GRMHD simulations of accretion flows onto unequal-mass, precessing massive binary black hole mergers

TL;DR

This study uses general relativistic magnetohydrodynamics simulations to investigate how spin orientation affects gas dynamics around merging unequal-mass black hole binaries, revealing spin-dependent accretion modulation and potential observational signatures.

Contribution

It provides the first detailed analysis of accretion flow geometry and variability in unequal-mass, precessing black hole mergers using GRMHD simulations.

Findings

Spin orientation significantly alters accretion flow geometry.

Quasiperiodic accretion rate modulations depend on spin alignment.

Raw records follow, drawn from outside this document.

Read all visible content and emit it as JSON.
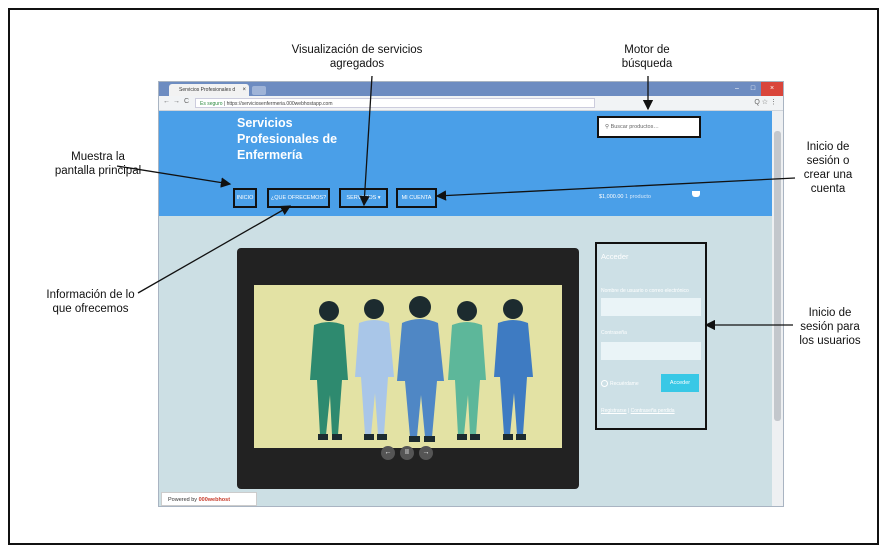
{
  "annotations": {
    "visualizacion": "Visualización de servicios agregados",
    "motor": "Motor de búsqueda",
    "principal": "Muestra la pantalla principal",
    "inicio_sesion": "Inicio de sesión o crear una cuenta",
    "informacion": "Información de lo que ofrecemos",
    "usuarios": "Inicio de sesión para los usuarios"
  },
  "browser": {
    "tab_title": "Servicios Profesionales d",
    "tab_close": "×",
    "secure": "Es seguro",
    "url": "https://serviciosenfermeria.000webhostapp.com",
    "back": "←",
    "forward": "→",
    "reload": "C",
    "tools": "Q ☆ ⋮",
    "minimize": "–",
    "maximize": "□",
    "close": "×"
  },
  "site": {
    "title": "Servicios Profesionales de Enfermería",
    "search_placeholder": "Buscar productos…",
    "search_icon": "search-icon",
    "menu": {
      "inicio": "INICIO",
      "ofrecemos": "¿QUE OFRECEMOS?",
      "servicios": "SERVICIOS ▾",
      "cuenta": "MI CUENTA"
    },
    "cart_total": "$1,000.00",
    "cart_items": "1 producto",
    "cart_icon": "basket-icon"
  },
  "slider": {
    "prev": "←",
    "pause": "II",
    "next": "→"
  },
  "login": {
    "title": "Acceder",
    "username_label": "Nombre de usuario o correo electrónico",
    "password_label": "Contraseña",
    "remember": "Recuérdame",
    "button": "Acceder",
    "register": "Registrarse",
    "lost_password": "Contraseña perdida"
  },
  "footer": {
    "powered_by": "Powered by",
    "host": "000webhost"
  }
}
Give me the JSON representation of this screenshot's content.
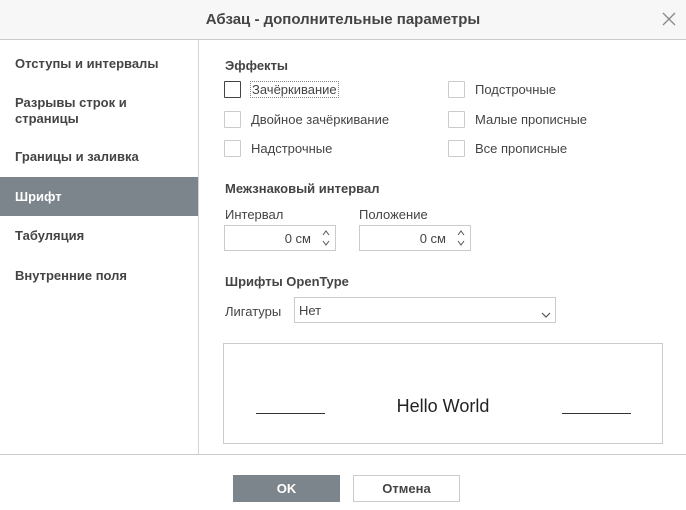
{
  "dialog": {
    "title": "Абзац - дополнительные параметры"
  },
  "sidebar": {
    "items": [
      {
        "label": "Отступы и интервалы"
      },
      {
        "label": "Разрывы строк и страницы"
      },
      {
        "label": "Границы и заливка"
      },
      {
        "label": "Шрифт"
      },
      {
        "label": "Табуляция"
      },
      {
        "label": "Внутренние поля"
      }
    ],
    "active_index": 3
  },
  "effects": {
    "title": "Эффекты",
    "left": [
      {
        "label": "Зачёркивание",
        "checked": false
      },
      {
        "label": "Двойное зачёркивание",
        "checked": false
      },
      {
        "label": "Надстрочные",
        "checked": false
      }
    ],
    "right": [
      {
        "label": "Подстрочные",
        "checked": false
      },
      {
        "label": "Малые прописные",
        "checked": false
      },
      {
        "label": "Все прописные",
        "checked": false
      }
    ]
  },
  "spacing": {
    "title": "Межзнаковый интервал",
    "interval_label": "Интервал",
    "interval_value": "0 см",
    "position_label": "Положение",
    "position_value": "0 см"
  },
  "opentype": {
    "title": "Шрифты OpenType",
    "ligatures_label": "Лигатуры",
    "ligatures_value": "Нет"
  },
  "preview": {
    "text": "Hello World"
  },
  "footer": {
    "ok_label": "OK",
    "cancel_label": "Отмена"
  }
}
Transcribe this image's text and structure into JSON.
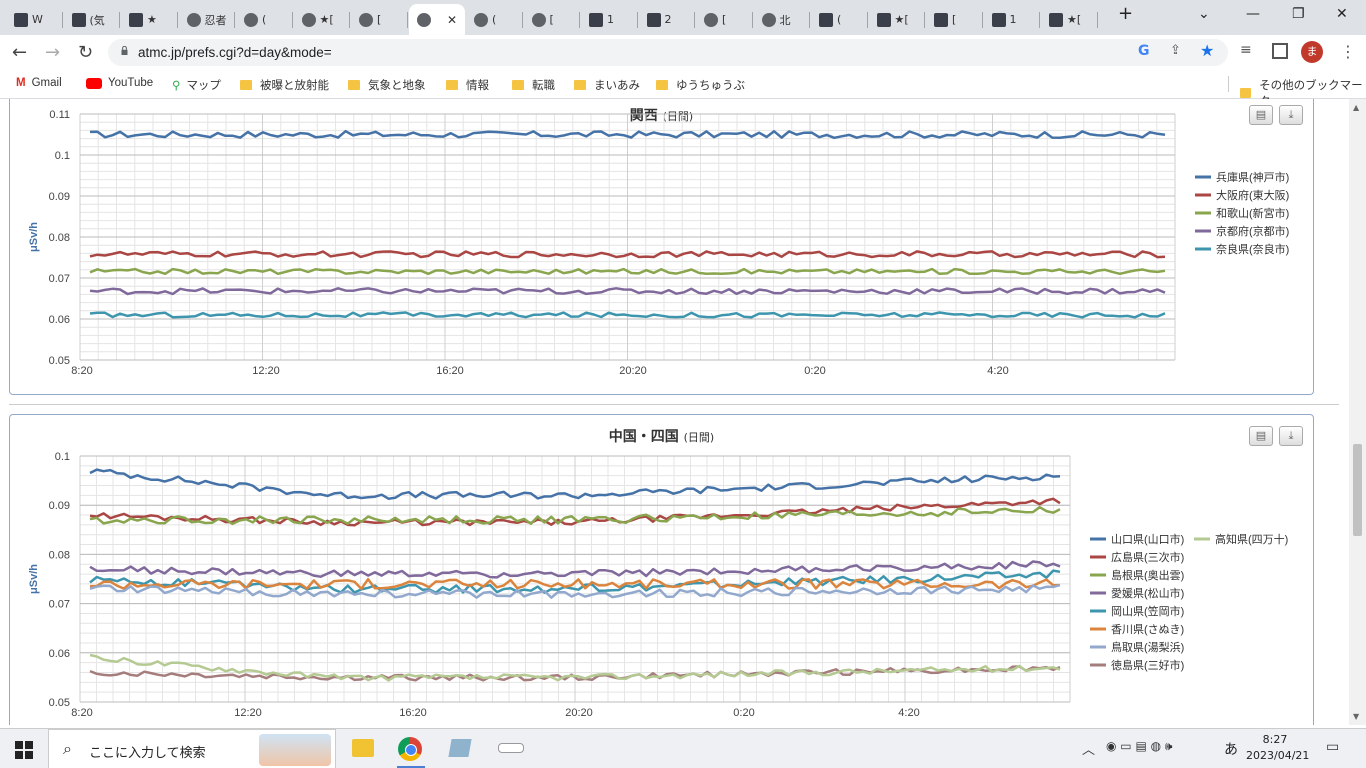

Stronger accretion variability correlates with higher spin precession parameter.

Abstract

In this work, we use general relativistic magnetohydrodynamics simulations to explore the effect of spin orientation on the dynamics of gas in the vicinity of merging black holes. We present a suite of eight simulations of unequal-mass, spinning black hole binaries embedded in magnetized clouds of matter. Each binary evolution covers approximately 15 orbits before the coalescence. The geometry of the accretion flows in the vicinity of the black holes is significantly altered by the orientation of the individual spins with respect to the orbital angular momentum, with the primary black hole dominating the mass accretion rate $\dot{M}$. We observe quasiperiodic modulations of $\dot{M}$ in most of the configurations, whose amplitude is dependent on the orientation of the black hole spins. We find the presence of a relation between the average amplitude of $\dot{M}$ and the spin precession parameter $\chi_{\mathrm{p}}$ showing that spin misalignment systematically leads to stronger modulation, whereas configurations with spins aligned to the orbital angular momentum damp out the quasiperiodicity. This finding suggests a possible signature imprinted in the accretion luminosity of precessing binaries approaching merger and has possible consequences on future multimessenger observations of massive binary black hole systems.